More examples are on the way. The Visual Arts Center, now under construction east of the Centennial Complex that houses the American Heritage Center and the UW Art Museum, will feature a solar array to heat the building's water. This highly efficient system will reduce demands on the university's Central Energy Plant. The 79,000 square foot center is scheduled to open in October 2011.

UW's newest capital construction project is the Energy Resources Center (ERC), a state-of-the-art research and collaboration facility that will help the School of Energy Resources and its various centers of excellence—including the Enhanced Oil Recovery Institute—to realize their full potential.

The 30,000-square foot facility, which is slated to open in summer 2012, will feature an extensive heat recovery system designed to provide abundant fresh air and improve climate control and a student gathering area illuminated by natural daylight.

Both the Visual Arts Center and ERC are expected to gain the highest LEED status of platinum, thanks in part to efforts to recycle and reuse construction materials such as aluminum, wood, paper, and steel.

Likewise, the Berry Center, which is likely to receive LEED gold status, might have topped out at silver certification if not for contractors' ability to divert more than 90 percent of construction waste from the local landfill.

"That," says Ziemann, "is an incredible number." During construction, he says, wood was salvaged from the existing structure and resold or reused, and the existing concrete foundation was crushed and used as compact fill.

The College of Business' gold rating was also achieved in part by recycling 95 percent of its construction waste.

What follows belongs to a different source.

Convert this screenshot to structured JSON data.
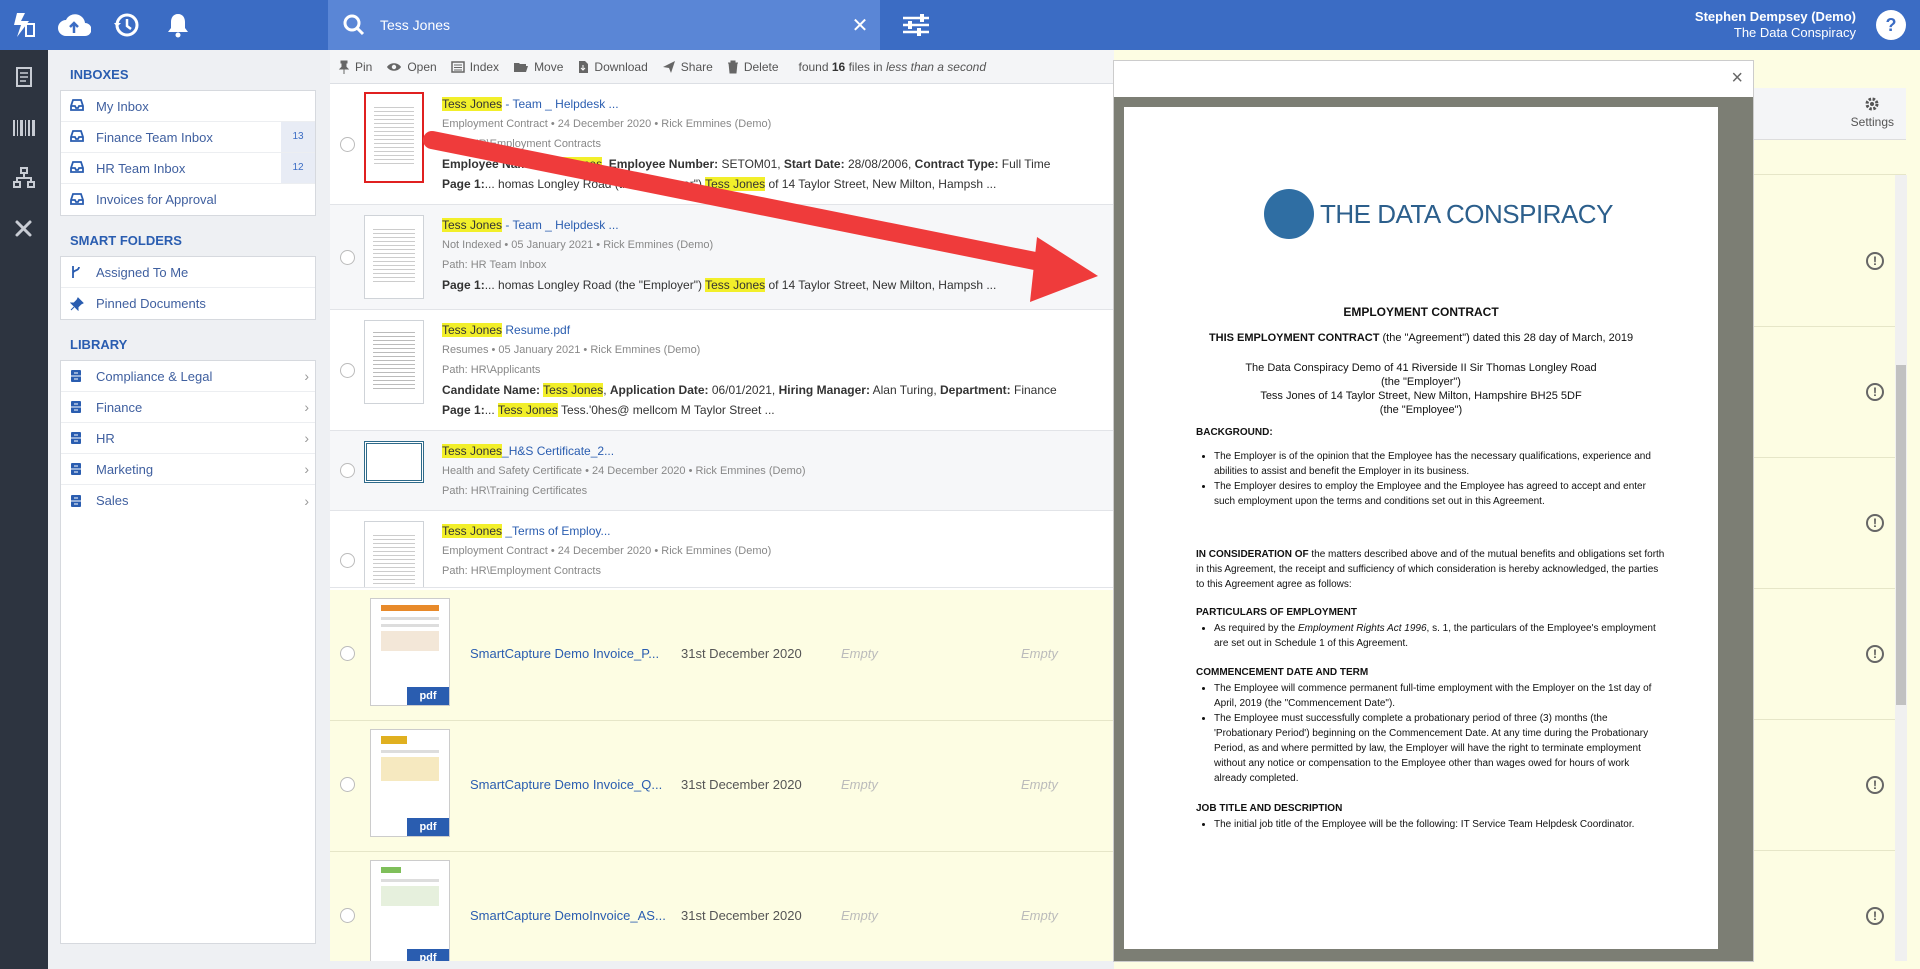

The building's new addition, in fact, is made of 10 percent recycled content.

"What we're trying to do is make the university as green as possible," says Roger Baalman, UW's director of facilities planning.

Baalman says the positive feedback he's receiving about the LEED-certified buildings is refreshing. "This office usually hears the problems and not so much the compliments about the improvement of quality of life," he says with a chuckle. "And a big part of LEED is improving the quality of life. There's natural light, windows, views ... People like that. People like the buildings."